Moreover, in recent years, medical schools are using virtual patient simulations in the education of health care professionals. England’s health education systems and Oxford University Hospitals are using virtual simulation-based tools in undergraduate and postgraduate medical education.13

Clinical Skills Assessment

Clinical skills assessment is one of the main parts of clinical education to assess practical qualifications.14 Iran’s board exam for evaluation of medical students and residents’ clinical qualifications is an Objective Structured Clinical Examination (OSCE). This high-stakes performance assessment method requires experienced human resources, accurate planning, facilities, and reliable evaluation tools.

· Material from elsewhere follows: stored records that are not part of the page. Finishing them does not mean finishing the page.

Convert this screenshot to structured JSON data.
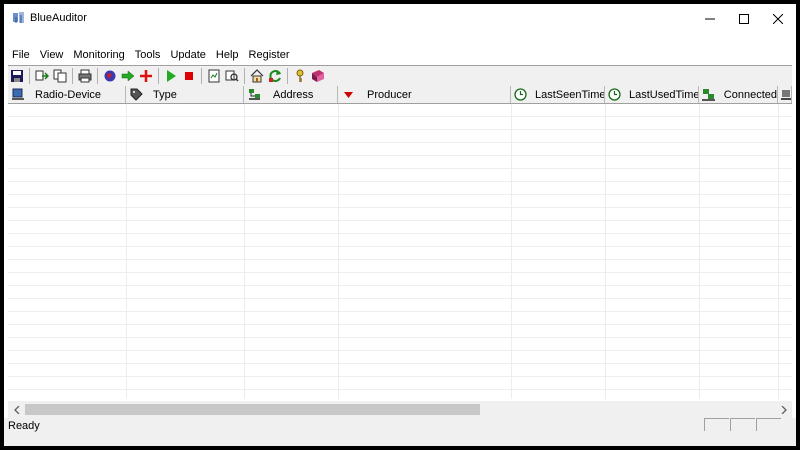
{
  "window": {
    "title": "BlueAuditor",
    "controls": {
      "minimize": "—",
      "maximize": "☐",
      "close": "✕"
    }
  },
  "menu": [
    "File",
    "View",
    "Monitoring",
    "Tools",
    "Update",
    "Help",
    "Register"
  ],
  "toolbar": {
    "buttons": [
      "save-icon",
      "copy-icon",
      "paste-icon",
      "print-icon",
      "globe-icon",
      "arrow-right-icon",
      "add-icon",
      "play-icon",
      "stop-icon",
      "report-icon",
      "search-icon",
      "home-icon",
      "refresh-icon",
      "key-icon",
      "book-icon"
    ]
  },
  "columns": [
    {
      "label": "Radio-Device",
      "icon": "device-icon"
    },
    {
      "label": "Type",
      "icon": "tag-icon"
    },
    {
      "label": "Address",
      "icon": "network-icon"
    },
    {
      "label": "Producer",
      "icon": "sort-desc-icon"
    },
    {
      "label": "LastSeenTime",
      "icon": "clock-icon"
    },
    {
      "label": "LastUsedTime",
      "icon": "clock-icon"
    },
    {
      "label": "Connected",
      "icon": "connection-icon"
    }
  ],
  "status": {
    "text": "Ready"
  },
  "colors": {
    "sort_arrow": "#cc0000",
    "stop": "#dd0000",
    "play": "#22aa22"
  }
}
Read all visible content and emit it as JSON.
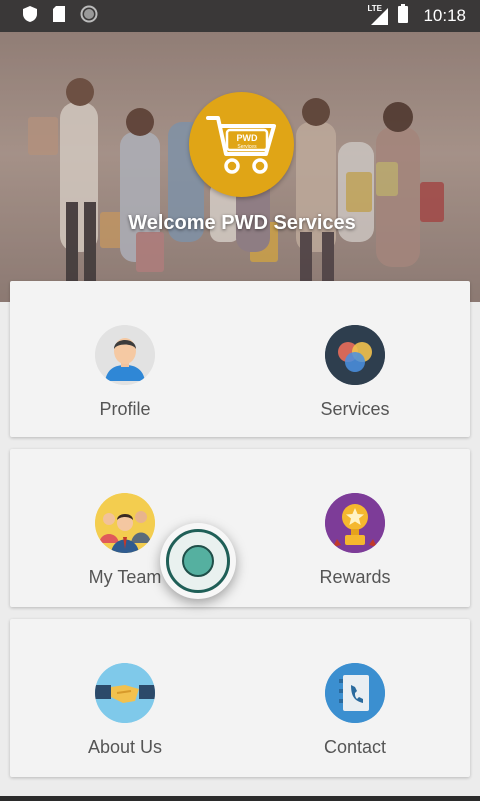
{
  "status_bar": {
    "time": "10:18",
    "network_label": "LTE",
    "left_icons": [
      "shield-icon",
      "sd-card-icon",
      "sync-circle-icon"
    ],
    "right_icons": [
      "signal-icon",
      "battery-icon"
    ]
  },
  "hero": {
    "title": "Welcome PWD Services",
    "logo_text": "PWD",
    "logo_subtext": "Services",
    "accent_color": "#e0a516"
  },
  "menu": {
    "items": [
      {
        "label": "Profile",
        "icon": "profile-avatar-icon"
      },
      {
        "label": "Services",
        "icon": "services-circles-icon"
      },
      {
        "label": "My Team",
        "icon": "team-group-icon"
      },
      {
        "label": "Rewards",
        "icon": "trophy-icon"
      },
      {
        "label": "About Us",
        "icon": "handshake-icon"
      },
      {
        "label": "Contact",
        "icon": "phone-book-icon"
      }
    ]
  },
  "fab": {
    "icon": "floating-action-circle-icon",
    "color": "#55b0a0"
  }
}
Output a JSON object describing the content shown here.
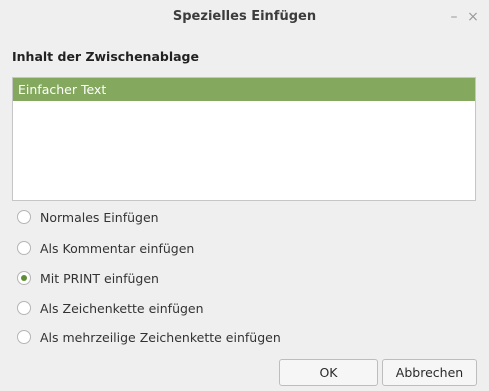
{
  "window": {
    "title": "Spezielles Einfügen",
    "minimize_label": "–",
    "close_label": "×"
  },
  "clipboard": {
    "section_label": "Inhalt der Zwischenablage",
    "items": [
      {
        "label": "Einfacher Text",
        "selected": true
      }
    ]
  },
  "options": [
    {
      "label": "Normales Einfügen",
      "checked": false
    },
    {
      "label": "Als Kommentar einfügen",
      "checked": false
    },
    {
      "label": "Mit PRINT einfügen",
      "checked": true
    },
    {
      "label": "Als Zeichenkette einfügen",
      "checked": false
    },
    {
      "label": "Als mehrzeilige Zeichenkette einfügen",
      "checked": false
    }
  ],
  "buttons": {
    "ok_label": "OK",
    "cancel_label": "Abbrechen"
  },
  "colors": {
    "selection": "#84a95e",
    "radio_checked": "#5f8f35"
  }
}
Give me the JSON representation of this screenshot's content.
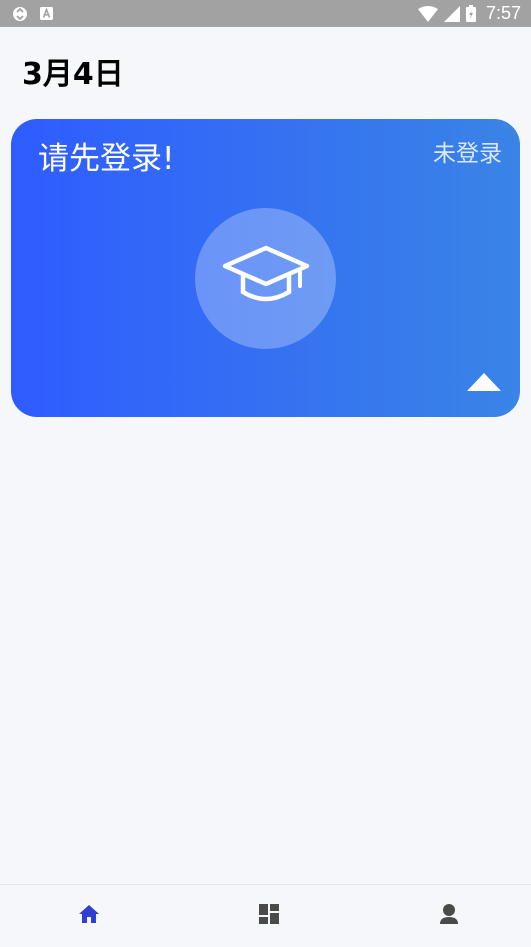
{
  "status_bar": {
    "time": "7:57",
    "icons": [
      "sync-icon",
      "a-badge-icon",
      "wifi-icon",
      "signal-icon",
      "battery-icon"
    ]
  },
  "header": {
    "date": "3月4日"
  },
  "login_card": {
    "title": "请先登录!",
    "status": "未登录",
    "avatar_icon": "graduation-cap-icon",
    "expand_icon": "triangle-up-icon",
    "gradient_start": "#2f5cff",
    "gradient_end": "#3a84e6"
  },
  "bottom_nav": {
    "items": [
      {
        "icon": "home-icon",
        "active": true,
        "color": "#2f3fcf"
      },
      {
        "icon": "dashboard-icon",
        "active": false,
        "color": "#4a4a4a"
      },
      {
        "icon": "user-icon",
        "active": false,
        "color": "#4a4a4a"
      }
    ]
  }
}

Protecting the safety of all participants, minimizing risk and maintaining defensibility to key stakeholders whilst ensuring the validity, and reliability of high-stakes performance assessments are other challenges.7 The future of clinical education depends on the integration of virtual simulation-based technologies and virtual clinical experience into the medical curriculum. As virtual simulation will continue to expand 11–12, some educational institutes are investigating Virtual simulation application in objective structured clinical examinations (OSCEs), as a method of increasing the objectivity of their assessment processes.15

Simulation-based educational technologies keep the clinical education on stream in the following ways:

• The simulation platform‘s optional course module allows learners to move to a virtual environment.

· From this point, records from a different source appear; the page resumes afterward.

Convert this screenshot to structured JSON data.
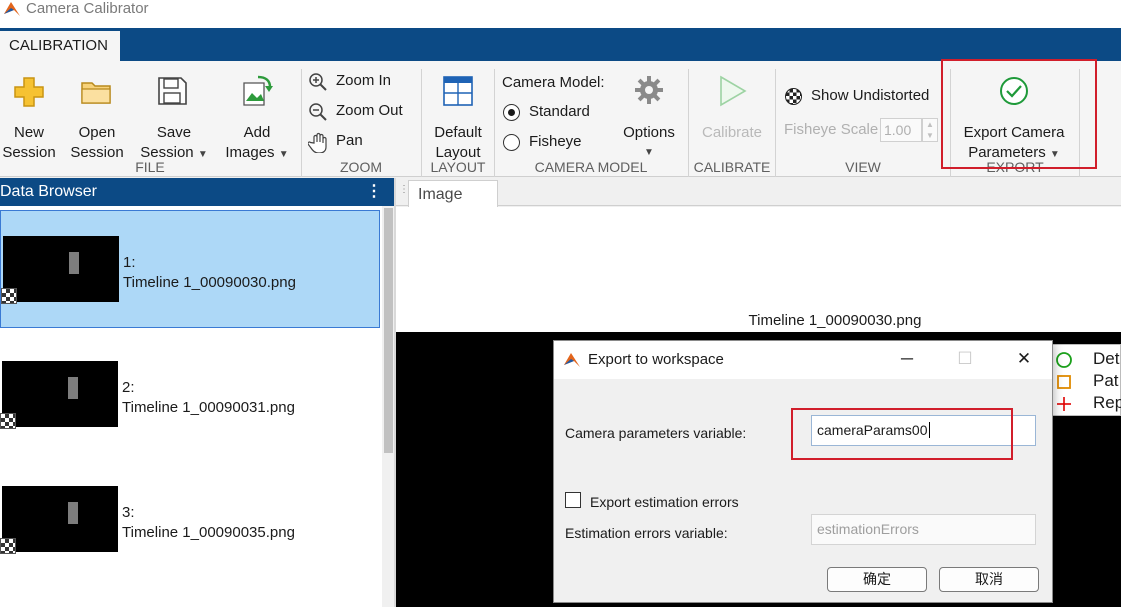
{
  "app": {
    "title": "Camera Calibrator"
  },
  "tabs": {
    "calibration": "CALIBRATION"
  },
  "toolstrip": {
    "file": {
      "new_session": [
        "New",
        "Session"
      ],
      "open_session": [
        "Open",
        "Session"
      ],
      "save_session": [
        "Save",
        "Session"
      ],
      "add_images": [
        "Add",
        "Images"
      ],
      "section": "FILE"
    },
    "zoom": {
      "zoom_in": "Zoom In",
      "zoom_out": "Zoom Out",
      "pan": "Pan",
      "section": "ZOOM"
    },
    "layout": {
      "default_layout": [
        "Default",
        "Layout"
      ],
      "section": "LAYOUT"
    },
    "camera_model": {
      "label": "Camera Model:",
      "standard": "Standard",
      "fisheye": "Fisheye",
      "selected": "Standard",
      "options": "Options",
      "section": "CAMERA MODEL"
    },
    "calibrate": {
      "calibrate": "Calibrate",
      "section": "CALIBRATE"
    },
    "view": {
      "show_undistorted": "Show Undistorted",
      "fisheye_scale_label": "Fisheye Scale",
      "fisheye_scale_value": "1.00",
      "section": "VIEW"
    },
    "export": {
      "export_params": [
        "Export Camera",
        "Parameters"
      ],
      "section": "EXPORT"
    }
  },
  "data_browser": {
    "title": "Data Browser",
    "items": [
      {
        "index": "1:",
        "name": "Timeline 1_00090030.png",
        "selected": true
      },
      {
        "index": "2:",
        "name": "Timeline 1_00090031.png",
        "selected": false
      },
      {
        "index": "3:",
        "name": "Timeline 1_00090035.png",
        "selected": false
      }
    ]
  },
  "image_pane": {
    "tab": "Image",
    "title": "Timeline 1_00090030.png",
    "legend": [
      "Det",
      "Pat",
      "Rep"
    ]
  },
  "dialog": {
    "title": "Export to workspace",
    "camera_params_label": "Camera parameters variable:",
    "camera_params_value": "cameraParams00",
    "export_errors_label": "Export estimation errors",
    "export_errors_checked": false,
    "errors_var_label": "Estimation errors variable:",
    "errors_var_value": "estimationErrors",
    "ok": "确定",
    "cancel": "取消"
  },
  "colors": {
    "brand_blue": "#0c4a85",
    "selection": "#add8f7",
    "highlight_red": "#d11e2b",
    "legend_detected": "#1aa01a",
    "legend_pattern": "#e08a00",
    "legend_reprojected": "#e00000"
  }
}
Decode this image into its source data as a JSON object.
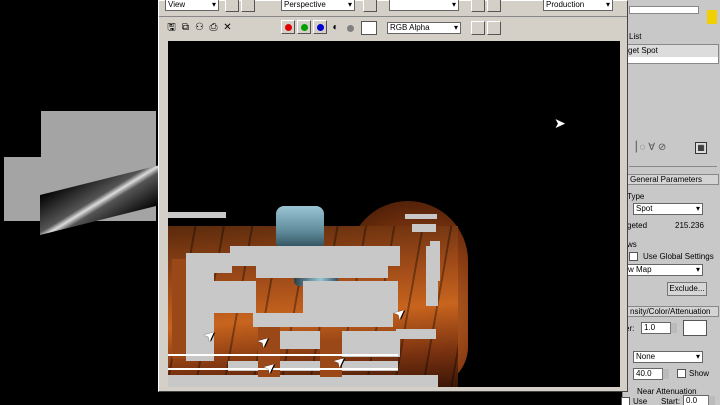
{
  "toolbar": {
    "area_dropdown_value": "View",
    "viewport_dropdown_value": "Perspective",
    "preset_dropdown_value": "",
    "renderer_dropdown_value": "Production",
    "channel_dropdown_value": "RGB Alpha",
    "colors": {
      "red": "#e00000",
      "green": "#00a000",
      "blue": "#0000d0",
      "mono": "#808080",
      "swatch": "#ffffff"
    }
  },
  "command_panel": {
    "name_list_label": "List",
    "object_name": "get Spot",
    "general_params_title": "General Parameters",
    "light_type_label": "Type",
    "light_type_value": "Spot",
    "targeted_label": "geted",
    "targeted_value": "215.236",
    "shadows_label": "ws",
    "use_global_label": "Use Global Settings",
    "shadow_type_value": "w Map",
    "exclude_label": "Exclude...",
    "intensity_title": "nsity/Color/Attenuation",
    "multiplier_label": "er:",
    "multiplier_value": "1.0",
    "decay_value": "None",
    "start_value": "40.0",
    "show_label": "Show",
    "near_atten_label": "Near Attenuation",
    "use_label": "Use",
    "near_start_label": "Start:",
    "near_start_value": "0.0"
  }
}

• The Simulation-based platform changes traditionally time-consuming manual processes to create an integrated approach that improves clinical outcomes, saves time, and delivers electronic-based content. Schedule simulated meetings, facilitate distance learning with video conferencing, and review the clinical decision-making with learners.9,10

• It allows the learners to access the clinical scenarios via the computer or mobile device. The dashboard improves educational task flows and customizes remote learning parameters specific to the program requirements regardless of the learners’ location.6,10

• By Simulation-based platform, clinical educators could conduct high-impact cased-based simulated training scenarios online and Run Live, virtual OSCEs from anywhere.12,14

• Simulation-based Virtual OSCE offers the perfect cloud-based platform to lead standardized patient (SP) confronts in a completely virtual, video-enabled environment to address all clinical education needs.13,14

• Simulation-based Virtual OSCE facilitates core learning for clinical decision making in distance learning platforms, as well as the emerging demand to transform clinical practice into telemedicine forms.14

Conclusion

Considering the benefits of simulation-based healthcare environments, Medical school administrators should invest in simulation-based educational management technologies and products to keep the clinical education and competency assessment on track throughout the COVID-19 pandemic.

Disclosure

There is no conflicts of interest in this work.